Album | Jim Moray – Skulk

When Jim Moray’s last album came out in 2010, I featured it in the new release section of a folk music show I then hosted on student radio. Lively, complex and with all sorts of ideas and stylings from popular music, I expected my (less specialist) guests to love Moray’s In Modern History. “I’d just prefer it if he stripped it all away a bit,” moaned one. “Yeah, it would be nice to hear something a bit more traditional,” agreed another. They were wrong of course but then I guess there’s no pleasing some
people.

Fast forward a year and a half and Skulk may be that stripped down, earthier Jim Moray record that both his fans and critics had been waiting for. Well, for the most part. Moray is not an artist that likes to keep still musically and after the sparse Unthank-esque piano opener ‘The Captain’s Apprentice’, there are all sorts of new ideas underpinning what is initially a starkly more traditional offering when compared with Moray’s other records. Sometimes the innovations are subtle – unexpected time phrases, storming percussion; sometimes joyously obvious – ‘Big Love’ and ‘Hogeye Man’ for example jump head-first and energetically into whole new genre areas.

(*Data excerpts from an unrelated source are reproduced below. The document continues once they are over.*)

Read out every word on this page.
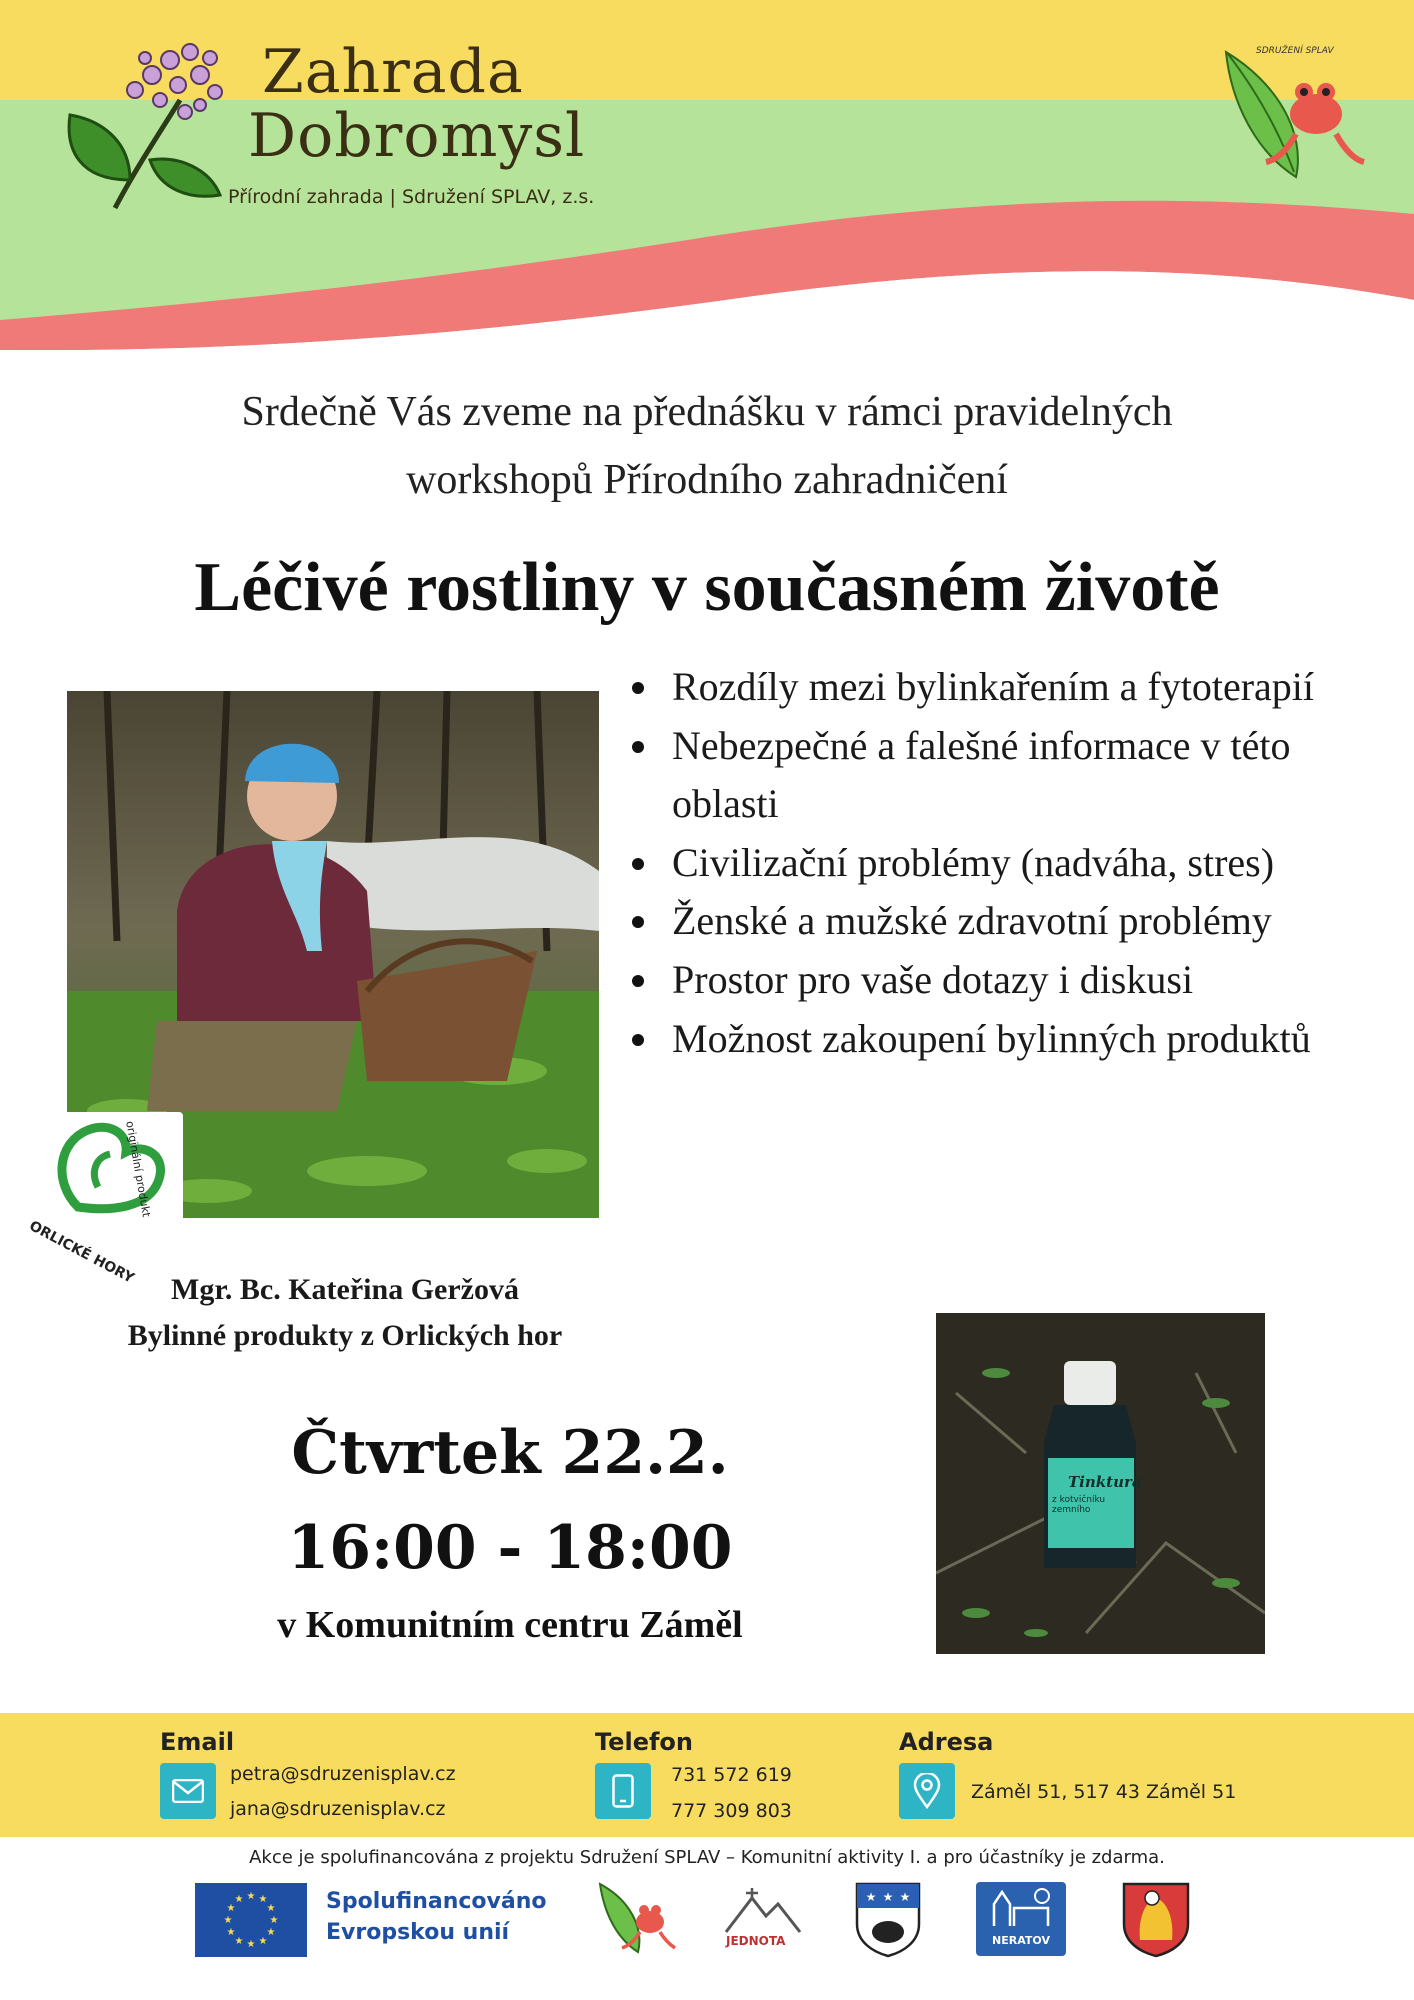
Zahrada
Dobromysl
Přírodní zahrada | Sdružení SPLAV, z.s.
SDRUŽENÍ SPLAV
Srdečně Vás zveme na přednášku v rámci pravidelných
workshopů Přírodního zahradničení
Léčivé rostliny v současném životě
ORLICKÉ HORY
originální produkt
Rozdíly mezi bylinkařením a fytoterapií
Nebezpečné a falešné informace v této oblasti
Civilizační problémy (nadváha, stres)
Ženské a mužské zdravotní problémy
Prostor pro vaše dotazy i diskusi
Možnost zakoupení bylinných produktů
Mgr. Bc. Kateřina Geržová
Bylinné produkty z Orlických hor
Čtvrtek 22.2.
16:00 - 18:00
v Komunitním centru Záměl
Tinktura
z kotvičníku zemního
Email
petra@sdruzenisplav.cz
jana@sdruzenisplav.cz
Telefon
731 572 619
777 309 803
Adresa
Záměl 51, 517 43 Záměl 51
Akce je spolufinancována z projektu Sdružení SPLAV – Komunitní aktivity I. a pro účastníky je zdarma.
★ ★
★
★
★
★
★
★
★
★
★
★	Spolufinancováno
Evropskou unií	JEDNOTA
★ ★ ★
NERATOV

The thing that ties it all together is Moray’s ability to tell a story. He’s never afraid to sentimentalise his lyrics, to charge the narratives with a voice and emotion that can be easy to lose under the metrics of traditional vernacular verse. And most importantly, he’s always looking for the best way that an old story might be told anew.

It’s hard to please all the people all of the time, but on Skulk Moray may do just that with a set of approaches traditional in sound, modern in spirit and as agile, as contradictory and as cunning as a fox on a moped.